Good morning. OpenAI is making a security play today — a new Cyber-tuned model and a cash-and-compute commitment to open source maintainers drowning in AI slop CVEs. Meanwhile, an MIT paper is making the uncomfortable argument that prompt injection isn’t really fixable as long as roles are just text, and small models keep punching above their weight in ways that are either impressive or overstated, depending who you ask.
OpenAI’s “Patch the Planet” and GPT-5.5-Cyber. OpenAI announced Daybreak, a sprawling security initiative anchored by a new GPT-5.5-Cyber model, partnerships with Trail of Bits and HackerOne to give open-source maintainers free security consulting, and 20 trillion subsidized tokens for its Codex Security scanner. The framing is partly a response to the flood of low-quality AI-generated vulnerability reports burying volunteer maintainers — and partly, as Wired notes, a direct shot at Anthropic’s Mythos, which has dominated the offensive-security narrative since the NSA breach claim.
Prompt injection is role confusion, and roles are just vibes. A new MIT paper accepted at ICML 2026 reframes prompt injection as a structural problem: role tags like <system> and <user> are formatting conventions, not security boundaries, and the model has no real way to tell which tokens it should trust. The team notes that frontier models score near-perfectly on standard injection benchmarks while human red-teamers still hit ~100% success rates against them. One HN commenter sketched a plausible fix — bake an unspoofable role embedding into each token rather than relying on text markers — though that requires architectural changes nobody’s shipped yet. Another commenter put it more bluntly: LLMs provide no security boundaries, full stop, and pretending otherwise leads to bad design.
Small models doing suspiciously big things. VibeThinker-3B claims to match Gemini 3 Pro and DeepSeek V3.2 on reasoning benchmarks (94.3 on AIME26, 80.2 on LiveCodeBench v6) through a curriculum SFT plus multi-domain RL pipeline, with the authors arguing verifiable reasoning compresses much better than general knowledge. Reception is mixed: one HN commenter reports practical success using it for code security review on an RTX 3090, while another tested it against a corpus of Mythos-discovered bugs and it found zero. Separately, Moebius, a 0.22B image inpainting model from HUST and VIVO, claims to match FLUX.1-Fill-Dev (11.9B) at 15x the speed; Simon Willison already has it running in the browser via ONNX, though testers say inpainted regions look visibly smoother than their surroundings on harder images.
GLM-5.2, both locally and against Opus. Z.ai’s 744B-parameter (40B active) MIT-licensed model is now runnable locally via Unsloth’s Dynamic GGUFs, with 2-bit quants fitting on a 256GB Mac at the cost of ~18% accuracy, and one HN user reporting 6 tok/s on a $4K-ish 512GB DDR4 + dual 3090 build. A separate head-to-head against Claude Opus 4.8 had Opus producing a cleaner WebGL platformer in half the time, but GLM-5.2 at roughly a fifth the cost — capability-per-dollar near Haiku for output near Opus. The HN thread tore apart the methodology (one-shot prompts, different harnesses, no documented thinking effort), but multiple commenters separately said GLM-5.2 is now their daily driver alongside Claude.

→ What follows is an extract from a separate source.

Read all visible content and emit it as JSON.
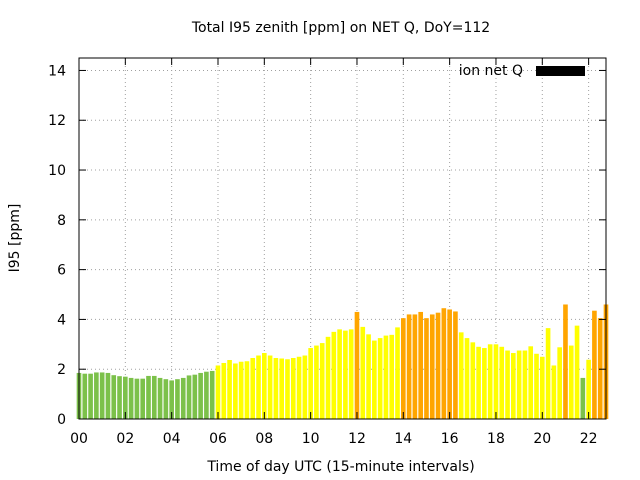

Groq raises $650M after Nvidia walks off with its CEO and IP. Six months after Nvidia licensed Groq’s LPU tech and hired away founder Jonathan Ross along with key executives — now shipping the IP as the “Groq 3 LPX” inference card — Groq has confirmed a $650M round led by Disruptive and Infinitum. The company is now leaning entirely on its neocloud, 13 data centers and 5M developers, while trying to outcompete the company that owns its core technology. Speaking of neoclouds, SpaceX signed a $150M/month compute deal with open-source lab Reflection AI through 2029 — small next to the Anthropic ($1.25B/mo) and Google ($920M/mo) contracts, but notable given Reflection’s open-weight bet and a reported US government ban on Anthropic’s closed models.
DeepMind buys into A24. Google DeepMind put $75M into A24 for a partnership on AI filmmaking tools, with the indie studio providing artist feedback in the loop. It joins Netflix’s recent acquisition of Affleck’s AI film outfit and Amazon MGM’s new AI production unit — Hollywood is clearly past the “if” phase.
That’s it for today. The Daybreak/role-confusion pairing is the one to sit with: OpenAI is selling AI as the fix for security at the same week researchers are arguing the security model underneath every LLM is mostly a polite fiction.